Google AI Studio:google/gemini-2.0-flash-001), matching activity_overview.json.
Example output
{"timestamp": "2026-03-10T13:36:48.250446", "success": true, "model": "Google AI Studio:google/gemini-2.0-flash-001", "duration_seconds": 4.879, "input_tokens": 5316, "output_tokens": 643, "cost_usd": 0.0007888}
{"timestamp": "2026-03-10T13:36:53.554864", "success": true, "model": "Google:google/gemini-2.0-flash-001", "duration_seconds": 5.237, "input_tokens": 8877, "output_tokens": 562, "cost_usd": 0.0011125}
Key files
| File | Role |
|---|---|
worker_plan/worker_plan_internal/llm_util/usage_metrics.py |
Core module: set_usage_metrics_path(), record_usage_metric() |
worker_plan/worker_plan_internal/llm_util/track_activity.py |
Records successful calls via _record_file_usage_metric() |
worker_plan/worker_plan_internal/llm_util/llm_executor.py |
Records failed calls only |
worker_plan/worker_plan_internal/plan/run_plan_pipeline.py |
Sets/clears metrics path around pipeline execution |
worker_plan/worker_plan_api/filenames.py |
USAGE_METRICS_JSONL constant |
Resolved open questions
- Ollama field mapping: Handled by
extract_token_count()andTrackActivity._extract_token_usage()which already support multiple field name variations. - Thread safety: JSONL append-per-line is safe for concurrent Luigi workers.
- Thinking tokens: Recorded when available (e.g. from OpenRouter reasoning models).
nullfor providers that don't expose them. - Retention on resume: Appended. A resumed run adds only the new calls alongside the restored snapshot's existing metrics.
Follow-up: Error Classification (PR #236)
Raw Python exception strings in the "error" field were verbose and could leak raw model output.

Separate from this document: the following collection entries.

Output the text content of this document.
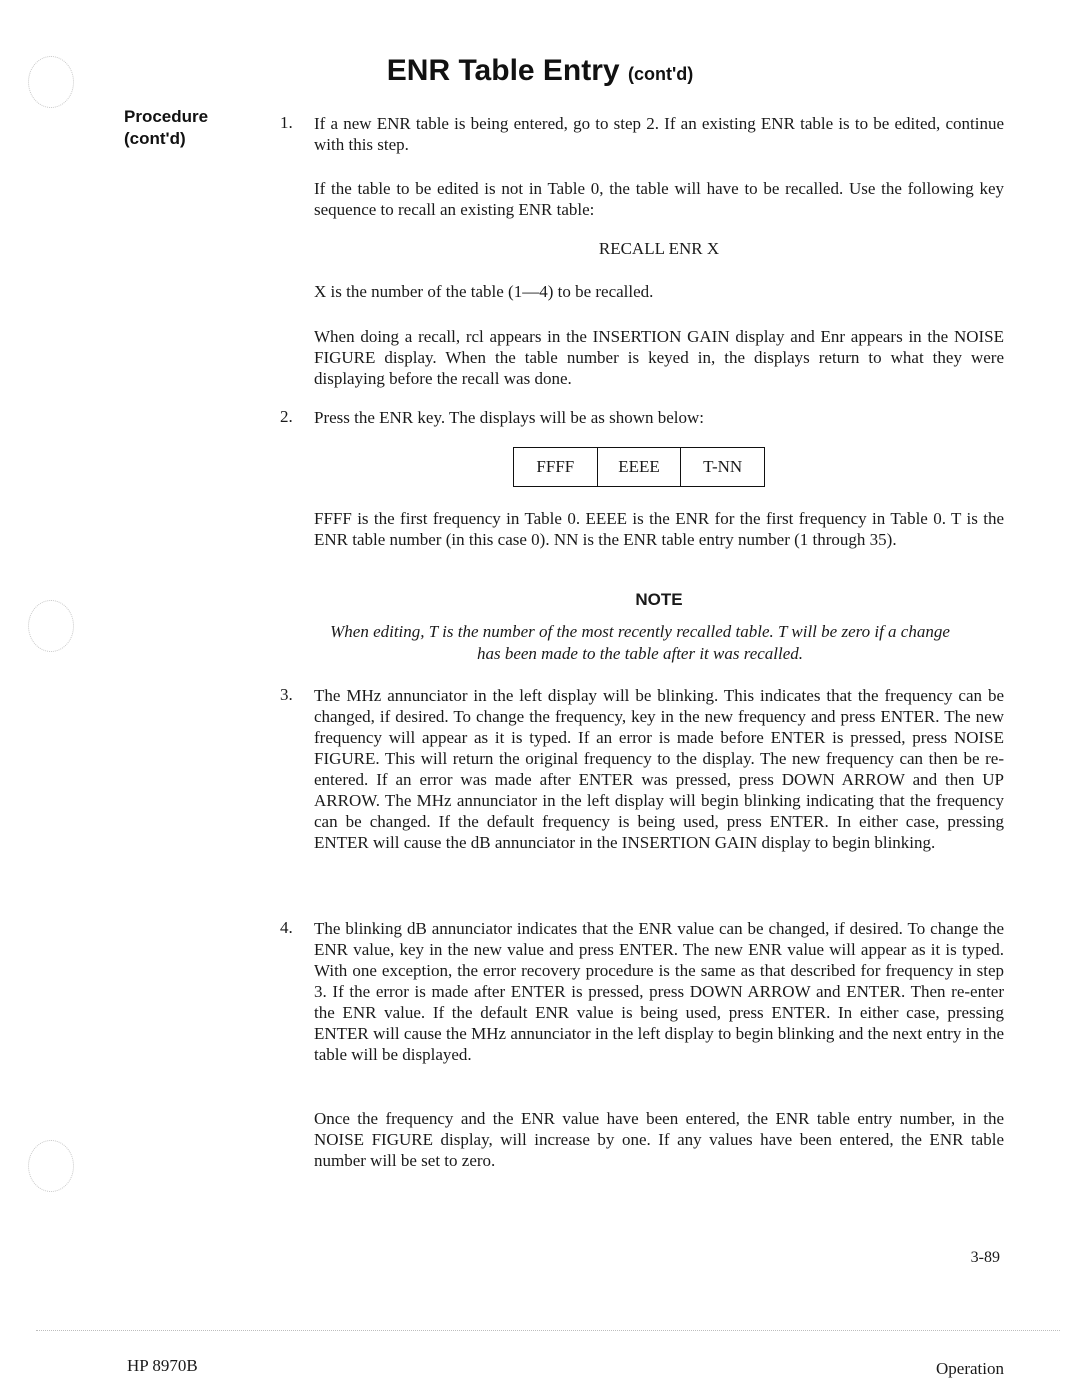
ENR Table Entry (cont'd)
Procedure
(cont'd)
1. If a new ENR table is being entered, go to step 2. If an existing ENR table is to be edited, continue with this step.

If the table to be edited is not in Table 0, the table will have to be recalled. Use the following key sequence to recall an existing ENR table:

RECALL ENR X

X is the number of the table (1—4) to be recalled.

When doing a recall, rcl appears in the INSERTION GAIN display and Enr appears in the NOISE FIGURE display. When the table number is keyed in, the displays return to what they were displaying before the recall was done.

2. Press the ENR key. The displays will be as shown below:

FFFF	EEEE	T-NN

FFFF is the first frequency in Table 0. EEEE is the ENR for the first frequency in Table 0. T is the ENR table number (in this case 0). NN is the ENR table entry number (1 through 35).

NOTE

When editing, T is the number of the most recently recalled table. T will be zero if a change has been made to the table after it was recalled.

3. The MHz annunciator in the left display will be blinking. This indicates that the frequency can be changed, if desired. To change the frequency, key in the new frequency and press ENTER. The new frequency will appear as it is typed. If an error is made before ENTER is pressed, press NOISE FIGURE. This will return the original frequency to the display. The new frequency can then be re-entered. If an error was made after ENTER was pressed, press DOWN ARROW and then UP ARROW. The MHz annunciator in the left display will begin blinking indicating that the frequency can be changed. If the default frequency is being used, press ENTER. In either case, pressing ENTER will cause the dB annunciator in the INSERTION GAIN display to begin blinking.

4. The blinking dB annunciator indicates that the ENR value can be changed, if desired. To change the ENR value, key in the new value and press ENTER. The new ENR value will appear as it is typed. With one exception, the error recovery procedure is the same as that described for frequency in step 3. If the error is made after ENTER is pressed, press DOWN ARROW and ENTER. Then re-enter the ENR value. If the default ENR value is being used, press ENTER. In either case, pressing ENTER will cause the MHz annunciator in the left display to begin blinking and the next entry in the table will be displayed.

Once the frequency and the ENR value have been entered, the ENR table entry number, in the NOISE FIGURE display, will increase by one. If any values have been entered, the ENR table number will be set to zero.

3-89
HP 8970B	Operation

PR #236 added classify_error() to replace them with short category labels:
| Category | Matches on |
|---|---|
invalid_json |
"json", "validation error", "pydantic" |
timeout |
"timeout", "timed out" |
empty_response |
"empty", "none", "no response" |
connection_error |
"connection", "connect", "dns", "network" |
rate_limit |
"rate limit", "429", "too many requests" |
auth_error |
"auth", "401", "403", "unauthorized", "forbidden" |
server_error |
"500", "502", "503", "504", "server error", "internal server" |
model_not_found |
"model not found", "not found", "404" |
unknown |
fallback — raw message preserved in error_detail (truncated to 200 chars) |
Follow-up: Error Traceability (PR #237)
All 38 call sites that raised ValueError("LLM chat interaction failed.") were converted to
LLMChatError (see proposal 113). This:
- Preserves the root cause in
str(LLMChatError), soclassify_error()categorizes correctly (previously all were"unknown"). - Adds
error_id(12-char UUID) to both log output and the JSONL row, enabling cross-referencing.
Example failure row after both PRs:
{"timestamp": "2026-03-10T19:50:18.821350", "success": false, "model": "openrouter-gemini-2.0-flash-001", "duration_seconds": 5.391, "error": "invalid_json", "error_id": "4c2a64973bcd"}
A user can grep 4c2a64973bcd in the logs to find the full traceback.